Well, tangent is sine over cosine. We have the following potential fraction combinations in the 2nd quadrant: The following are given in the order of 2pi/3, 3pi/4, and 5pi/6

\[\frac{ \frac{ \sqrt{3} }{ 2 } }{ \frac{ -1 }{ 2 } }\]

\[\frac{ \frac{ \sqrt{2} }{ 2 } }{ -\frac{ \sqrt{2} }{ 2 } }\]

\[\frac{ \frac{ 1 }{ 2 } }{ \frac{ -\sqrt{3} }{ 2 } }\]

Answer 2

so the answer is?

Answer 3

Well, the 3pi/4 answer is out. Look at the division of 2pi/3 and 5pi/6 and see. Not that hard to check which one

Answer 4

the second one?

Answer 5

5pi/6 :3 So the second of the two I just mentioned, ya.

Answer 6

so negative one half?

Answer 7

i ned th answer if you want the medal

Answer 8

Its not about the medal. But the answer was 5pi/6. Since cosine is the denominator, then it would be -sqrt3/2

Answer 9

okay so how did you get that?

Answer 10

what did you divide to get that?

Answer 11

Well, there are only 3 possibilities in the 2nd quadrant. Since tangent is sine divided by cosine, I set up fractions of sin/cos for each of the 3 main points in quadrant 2. From there I see that the 2nd one I put, 3pi/4, would just give me -1. I need a sqrt3 in my answer, so it makes sense that it could be the top or bottom one. In terms of doing the division, I would do this:

\[\frac{ \frac{ 1 }{ 2 } }{ \frac{ -\sqrt{3} }{ 2 } } = \frac{ 1 }{ 2 } * \frac{ -2 }{ \sqrt{3} } = \frac{ -1 }{ \sqrt{3} } = \frac{ -\sqrt{3} }{ 3 }\]

Answer 12

At 5pi/6, the sine value is 1/2 and the cosine valueis -rt3/2. dividing those in that fashion eventually leads me to the value you're looking for.

Answer 13

Thanks man

Answer 14

Np ^_^

Answer 15

what about find cos theta if sin theta=-2/3 and falls in quadrant 4

Answer 16

@Psymon

Answer 17

I can show this as a triangle drawn in the 4th quadrant.
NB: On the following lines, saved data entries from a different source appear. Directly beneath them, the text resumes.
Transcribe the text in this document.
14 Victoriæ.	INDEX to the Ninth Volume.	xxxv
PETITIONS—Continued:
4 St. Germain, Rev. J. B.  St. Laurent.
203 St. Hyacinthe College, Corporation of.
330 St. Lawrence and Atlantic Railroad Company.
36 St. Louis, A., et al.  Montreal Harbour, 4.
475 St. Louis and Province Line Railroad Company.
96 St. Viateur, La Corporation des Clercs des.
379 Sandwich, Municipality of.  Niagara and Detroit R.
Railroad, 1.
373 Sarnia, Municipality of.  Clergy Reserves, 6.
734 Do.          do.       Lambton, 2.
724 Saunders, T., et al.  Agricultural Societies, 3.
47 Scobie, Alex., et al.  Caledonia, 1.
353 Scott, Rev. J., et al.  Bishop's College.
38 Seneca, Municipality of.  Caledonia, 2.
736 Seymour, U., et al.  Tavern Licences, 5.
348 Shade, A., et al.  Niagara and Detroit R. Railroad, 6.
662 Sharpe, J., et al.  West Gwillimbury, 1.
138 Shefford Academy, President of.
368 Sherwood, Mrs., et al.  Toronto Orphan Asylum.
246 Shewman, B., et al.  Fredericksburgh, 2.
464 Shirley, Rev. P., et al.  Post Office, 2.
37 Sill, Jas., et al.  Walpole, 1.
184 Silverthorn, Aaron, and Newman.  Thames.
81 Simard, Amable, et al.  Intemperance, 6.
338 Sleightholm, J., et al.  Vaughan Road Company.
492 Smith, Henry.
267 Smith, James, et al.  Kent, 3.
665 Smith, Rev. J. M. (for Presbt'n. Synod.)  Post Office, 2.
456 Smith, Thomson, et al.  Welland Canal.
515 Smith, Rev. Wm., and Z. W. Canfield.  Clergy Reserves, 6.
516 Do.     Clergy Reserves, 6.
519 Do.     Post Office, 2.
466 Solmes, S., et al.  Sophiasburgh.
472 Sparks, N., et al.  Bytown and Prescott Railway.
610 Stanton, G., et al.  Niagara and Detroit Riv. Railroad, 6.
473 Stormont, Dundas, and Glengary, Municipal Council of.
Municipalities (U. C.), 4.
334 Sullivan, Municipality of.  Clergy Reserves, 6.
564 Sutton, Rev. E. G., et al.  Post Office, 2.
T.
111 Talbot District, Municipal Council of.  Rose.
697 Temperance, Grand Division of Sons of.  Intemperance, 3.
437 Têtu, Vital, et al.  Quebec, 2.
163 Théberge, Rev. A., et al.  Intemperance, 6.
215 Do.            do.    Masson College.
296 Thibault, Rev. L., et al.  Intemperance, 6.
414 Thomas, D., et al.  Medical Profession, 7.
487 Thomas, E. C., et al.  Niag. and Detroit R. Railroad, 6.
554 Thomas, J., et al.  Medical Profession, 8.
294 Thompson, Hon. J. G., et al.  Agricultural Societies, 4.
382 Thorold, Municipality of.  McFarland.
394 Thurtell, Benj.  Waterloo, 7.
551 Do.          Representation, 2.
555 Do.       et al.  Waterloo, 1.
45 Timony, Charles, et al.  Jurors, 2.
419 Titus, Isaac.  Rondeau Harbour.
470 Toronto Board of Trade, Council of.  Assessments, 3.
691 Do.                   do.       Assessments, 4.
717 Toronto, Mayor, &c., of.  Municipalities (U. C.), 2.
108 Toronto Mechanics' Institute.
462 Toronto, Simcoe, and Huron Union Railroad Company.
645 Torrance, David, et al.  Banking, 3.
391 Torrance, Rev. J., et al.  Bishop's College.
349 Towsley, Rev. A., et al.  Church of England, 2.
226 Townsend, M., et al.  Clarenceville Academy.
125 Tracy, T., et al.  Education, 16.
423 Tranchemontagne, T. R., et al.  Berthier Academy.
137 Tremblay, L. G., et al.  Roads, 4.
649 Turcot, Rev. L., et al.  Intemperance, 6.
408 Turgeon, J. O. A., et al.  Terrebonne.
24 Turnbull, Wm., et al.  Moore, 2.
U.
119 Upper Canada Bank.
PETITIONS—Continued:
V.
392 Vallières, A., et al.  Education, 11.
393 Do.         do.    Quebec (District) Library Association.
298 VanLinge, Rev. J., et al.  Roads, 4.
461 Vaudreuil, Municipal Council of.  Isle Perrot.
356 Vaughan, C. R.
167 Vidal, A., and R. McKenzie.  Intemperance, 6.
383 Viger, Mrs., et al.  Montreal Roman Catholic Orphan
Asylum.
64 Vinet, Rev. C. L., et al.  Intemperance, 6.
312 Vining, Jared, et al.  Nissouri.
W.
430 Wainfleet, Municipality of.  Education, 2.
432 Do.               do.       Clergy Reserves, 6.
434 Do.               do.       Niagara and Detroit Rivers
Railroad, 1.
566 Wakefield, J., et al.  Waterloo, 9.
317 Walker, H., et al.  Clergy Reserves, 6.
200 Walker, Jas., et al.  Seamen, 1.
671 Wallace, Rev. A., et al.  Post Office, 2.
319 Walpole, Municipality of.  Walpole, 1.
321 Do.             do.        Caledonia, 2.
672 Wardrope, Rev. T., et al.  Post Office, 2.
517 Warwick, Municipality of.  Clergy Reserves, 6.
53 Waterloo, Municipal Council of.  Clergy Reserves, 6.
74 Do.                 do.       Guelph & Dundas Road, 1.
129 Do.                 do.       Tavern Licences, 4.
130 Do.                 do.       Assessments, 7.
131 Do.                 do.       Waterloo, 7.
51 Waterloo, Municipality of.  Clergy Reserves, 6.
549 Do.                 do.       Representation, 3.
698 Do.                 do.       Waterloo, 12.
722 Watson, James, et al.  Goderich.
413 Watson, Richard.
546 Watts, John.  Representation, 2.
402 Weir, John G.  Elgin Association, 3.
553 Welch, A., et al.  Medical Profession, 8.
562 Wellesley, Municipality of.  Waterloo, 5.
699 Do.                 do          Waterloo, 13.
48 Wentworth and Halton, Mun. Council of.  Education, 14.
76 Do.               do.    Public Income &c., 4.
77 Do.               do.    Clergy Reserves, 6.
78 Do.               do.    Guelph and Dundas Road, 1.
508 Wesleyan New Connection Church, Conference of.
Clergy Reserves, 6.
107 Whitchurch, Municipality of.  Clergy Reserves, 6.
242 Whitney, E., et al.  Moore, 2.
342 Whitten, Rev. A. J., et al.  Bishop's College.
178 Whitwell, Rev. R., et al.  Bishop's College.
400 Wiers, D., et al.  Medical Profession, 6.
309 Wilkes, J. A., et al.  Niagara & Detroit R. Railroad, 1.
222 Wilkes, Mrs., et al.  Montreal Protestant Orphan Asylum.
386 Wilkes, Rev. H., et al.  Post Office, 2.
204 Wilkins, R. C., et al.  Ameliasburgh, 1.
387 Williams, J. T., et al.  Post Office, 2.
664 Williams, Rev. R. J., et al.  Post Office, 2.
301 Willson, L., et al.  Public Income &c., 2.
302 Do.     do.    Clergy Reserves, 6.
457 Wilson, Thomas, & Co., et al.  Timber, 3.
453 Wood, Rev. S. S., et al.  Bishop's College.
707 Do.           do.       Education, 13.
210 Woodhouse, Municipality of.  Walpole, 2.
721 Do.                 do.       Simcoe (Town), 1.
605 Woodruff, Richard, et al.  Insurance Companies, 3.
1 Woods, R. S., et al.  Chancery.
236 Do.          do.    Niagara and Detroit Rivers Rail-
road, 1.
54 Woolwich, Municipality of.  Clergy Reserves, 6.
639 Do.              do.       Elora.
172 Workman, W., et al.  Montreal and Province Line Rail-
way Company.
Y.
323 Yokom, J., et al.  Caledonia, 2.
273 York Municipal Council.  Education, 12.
Because sin represents the opposite side of a triangle over the hypotenuse, I can assign these two values to the appropriate sides of this triangle. I now need to solve for the missing side, which can be done through pythagorean theorem. Cosine is positive in the 4th quadrant, so there is no need to keep the negative sign with my answer, which is why I did not type it. So once you use the pythagorean theorem to find the missing side, use the fact that cosine represents the adjacent side of atriangle over the hypotenuse and this will give you the cosine valueyou need.

Answer 18

okay so whats next?

Answer 19

Do you know how to solve for the missing side?

Answer 20

not really

Answer 21

can you show me really really quick bro?

Answer 22

Well, we need pythagorean theorem.

The pythagorean theorem is a^2 + b^2 = c^2



so what I have is a missing in this case. If I want to solve for a, I can rearrange the pythagorean theorem and say that a^2 = c^2 - b^2. Therefore:

\[a = \sqrt{(3)^{2}-(2)^{2}}\]

Answer 23

so it'll be positive \[\frac{ \sqrt{5} }{ 3 }\] or \[\frac{ 2\sqrt{5} }{ 5 }\]

Answer 24

i want to say the first one @Psymon

Answer 25

Yep, the first one would be correct : )

Answer 26

okay so lets say same equation but it was in quadrant 3? would it only make it negavtive or would it be a different equation?

Answer 27

@Psymon

Answer 28

It would simply be negative.

Answer 29

ohhhh makes sense then so it would be a whole different answer?

Answer 30

Pretty much. But only because of the fact that cosine is negative in the 3rd quadrant.

Answer 31

okay thank you soo much

Answer 32

Yep yep :3

Answer 33

You're great help. I posted something about you sooo thanks and if I have anyhting I need help on. I'm coming to you bro.

Answer 34

You really are the best @Psymon